JAKARTA, PostingNews.id — Ketua Umum Partai NasDem, Surya Paloh, terlihat tenang meski dua kadernya, Ahmad Sahroni dan Nafa Urbach, baru saja diguncang sanksi dari Mahkamah Kehormatan Dewan. Dalam gaya khasnya yang selalu lembut namun sarat makna, ia menjawab dengan kalimat pendek yang penuh jeda.
“Sampai saat ini belum,” ujarnya, ketika ditanya apakah partainya berencana melakukan pergantian antarwaktu bagi dua anggota DPR nonaktif itu, Ahad, 9 November 2025. Jawaban yang singkat, tapi di politik, kata “belum” sering berarti lebih dari sekadar penundaan.
Di NasDem Tower yang megah di kawasan Gondangdia, Menteng, Jakarta Pusat, Paloh berbicara dengan nada yang lebih menyerupai seorang guru bangsa daripada pimpinan partai yang sedang dirundung masalah etik kadernya. Ia tidak banyak membela, juga tidak menuding.
“Itu mekanisme DPR yang harus kami hormati,” katanya pelan, seolah menegaskan bahwa urusan kehormatan bukan sesuatu yang bisa diatur dari menara kekuasaan partai.
BACA JUGA:DPR Ngaku Potong Dana Reses, Tapi Tak Ada Bukti Dokumennya
NasDem sendiri sebenarnya sudah lebih dulu mengambil langkah pencegahan sebelum MKD memutuskan sanksi resmi. Baik Sahroni maupun Nafa Urbach telah lebih dulu dinonaktifkan oleh partai. Sebuah langkah yang tampak seperti upaya menjaga citra bersih partai di tengah publik yang mulai lelah melihat drama moral para wakil rakyat.
“MKD melaksanakan prosesnya sebagaimana mekanisme yang ada di dewan, saya pikir itu juga kita hormati,” ucap Paloh lagi, menegaskan sikap legowo khas dirinya.
Namun di Senayan, drama etik itu sudah sampai pada babak hukuman. Mahkamah Kehormatan Dewan memutuskan bahwa tiga anggota dewan nonaktif—dua dari NasDem dan satu dari PAN—bersalah melanggar kode etik. Nama-nama yang dulu gemerlap di panggung politik dan hiburan kini berbaris di daftar sanksi: Ahmad Sahroni, Nafa Urbach, dan Eko Hendro Purnomo alias Eko Patrio.

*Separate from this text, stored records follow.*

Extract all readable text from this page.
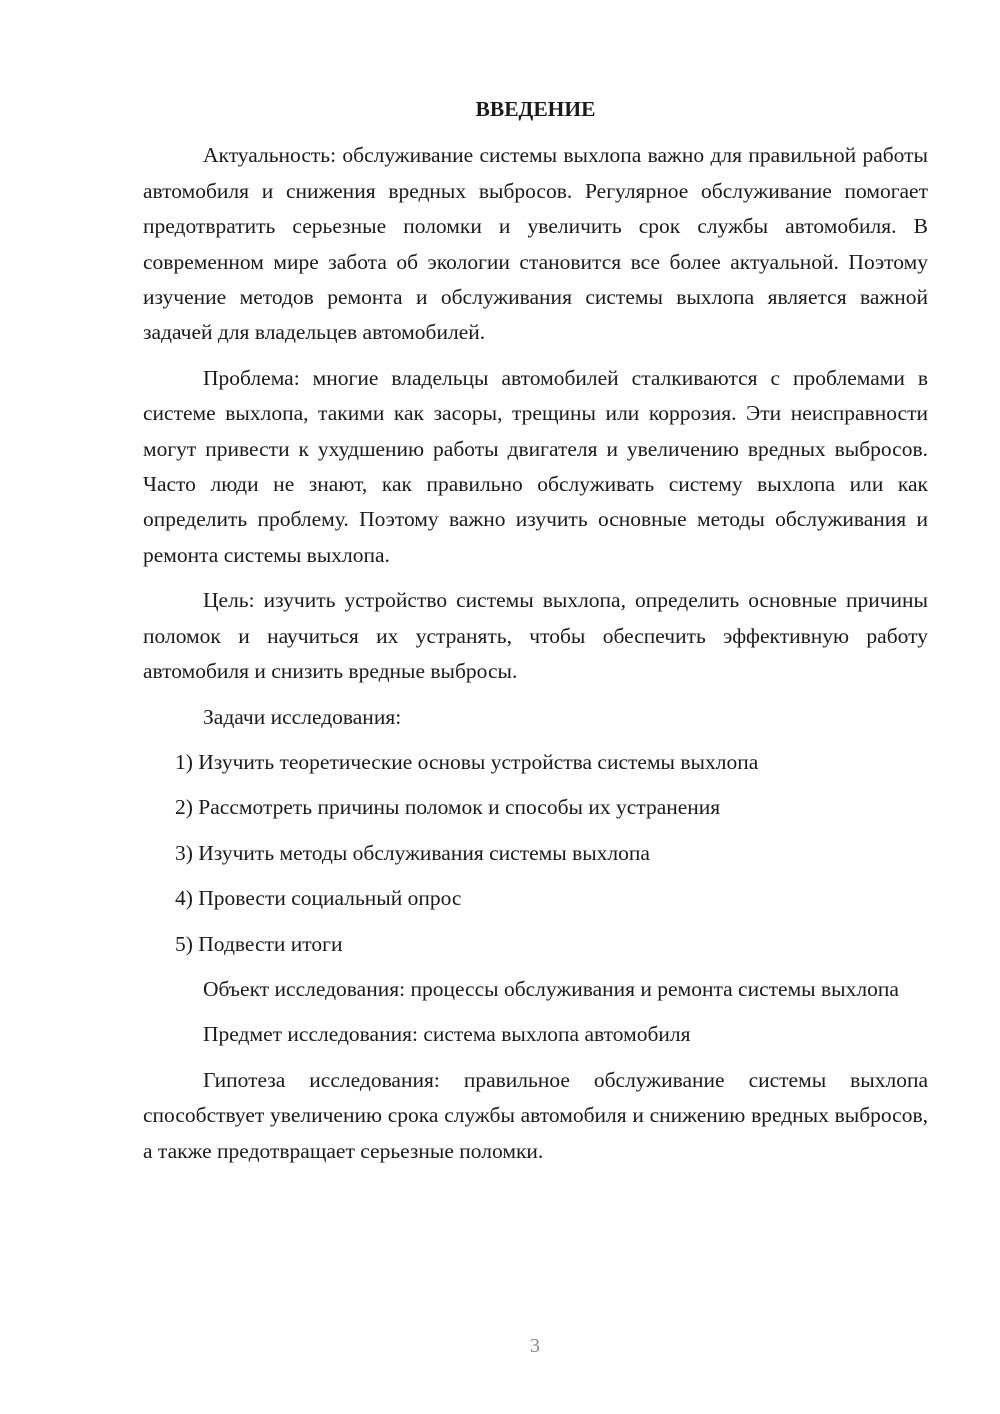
ВВЕДЕНИЕ

Актуальность: обслуживание системы выхлопа важно для правильной работы автомобиля и снижения вредных выбросов. Регулярное обслуживание помогает предотвратить серьезные поломки и увеличить срок службы автомобиля. В современном мире забота об экологии становится все более актуальной. Поэтому изучение методов ремонта и обслуживания системы выхлопа является важной задачей для владельцев автомобилей.

Проблема: многие владельцы автомобилей сталкиваются с проблемами в системе выхлопа, такими как засоры, трещины или коррозия. Эти неисправности могут привести к ухудшению работы двигателя и увеличению вредных выбросов. Часто люди не знают, как правильно обслуживать систему выхлопа или как определить проблему. Поэтому важно изучить основные методы обслуживания и ремонта системы выхлопа.

Цель: изучить устройство системы выхлопа, определить основные причины поломок и научиться их устранять, чтобы обеспечить эффективную работу автомобиля и снизить вредные выбросы.

Задачи исследования:

1) Изучить теоретические основы устройства системы выхлопа

2) Рассмотреть причины поломок и способы их устранения

3) Изучить методы обслуживания системы выхлопа

4) Провести социальный опрос

5) Подвести итоги

Объект исследования: процессы обслуживания и ремонта системы выхлопа

Предмет исследования: система выхлопа автомобиля

Гипотеза исследования: правильное обслуживание системы выхлопа способствует увеличению срока службы автомобиля и снижению вредных выбросов, а также предотвращает серьезные поломки.

3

Putusan MKD tak main-main. Ketiganya diberhentikan sementara dari jabatannya di DPR dan kehilangan hak keuangan selama masa nonaktif. Nafa Urbach dijatuhi sanksi tiga bulan, Eko Patrio empat bulan, sementara Sahroni, yang dikenal flamboyan sekaligus kontroversial, harus absen selama enam bulan penuh dari kursi kekuasaan. Hukuman ini resmi berlaku sejak 5 November 2025, hari ketika palu etika diketukkan di ruang sidang MKD.
BACA JUGA:INDEF: Tren Thrifting Tumbuh karena Gengsi Barang Branded
Dua nama lain yang sempat terseret dalam pusaran pemeriksaan—Adies Kadir dari Golkar dan Uya Kuya dari PAN—keluar dari ruang sidang tanpa noda etik. MKD memutuskan keduanya tidak bersalah, seolah menegaskan bahwa di antara kabut gosip dan tudingan, masih ada ruang untuk yang “selamat secara prosedural.”
Sidang MKD yang digelar pada 3 hingga 5 November itu menjadi tontonan politik yang penuh ironi. Para anggota dewan yang biasanya memeriksa kebijakan publik kini justru diperiksa soal kelakuan pribadi. Rakyat yang menyaksikan dari layar kaca mungkin hanya bisa mengangkat alis, bertanya-tanya apa arti kata “kehormatan” di lembaga yang bahkan butuh mahkamah khusus untuk menjaganya.
Sementara itu, Surya Paloh tetap tenang di menaranya. Ia tak mengangkat suara, tak pula mencari kambing hitam. Ia tahu badai ini bukan yang pertama, dan mungkin bukan yang terakhir. Di wajahnya, ada ketenangan seorang politisi senior yang sudah kenyang menyaksikan betapa cepat moral bisa berubah jadi komoditas. Bagi Paloh, menghormati mekanisme tampaknya lebih penting daripada berdebat soal benar atau salah.
Publik mungkin menanti langkah lanjut NasDem. Tapi jika melihat gestur Paloh, tampaknya partai ini memilih menunggu waktu bekerja, seperti biasa, penuh perhitungan dan ritme yang hanya ia sendiri yang tahu.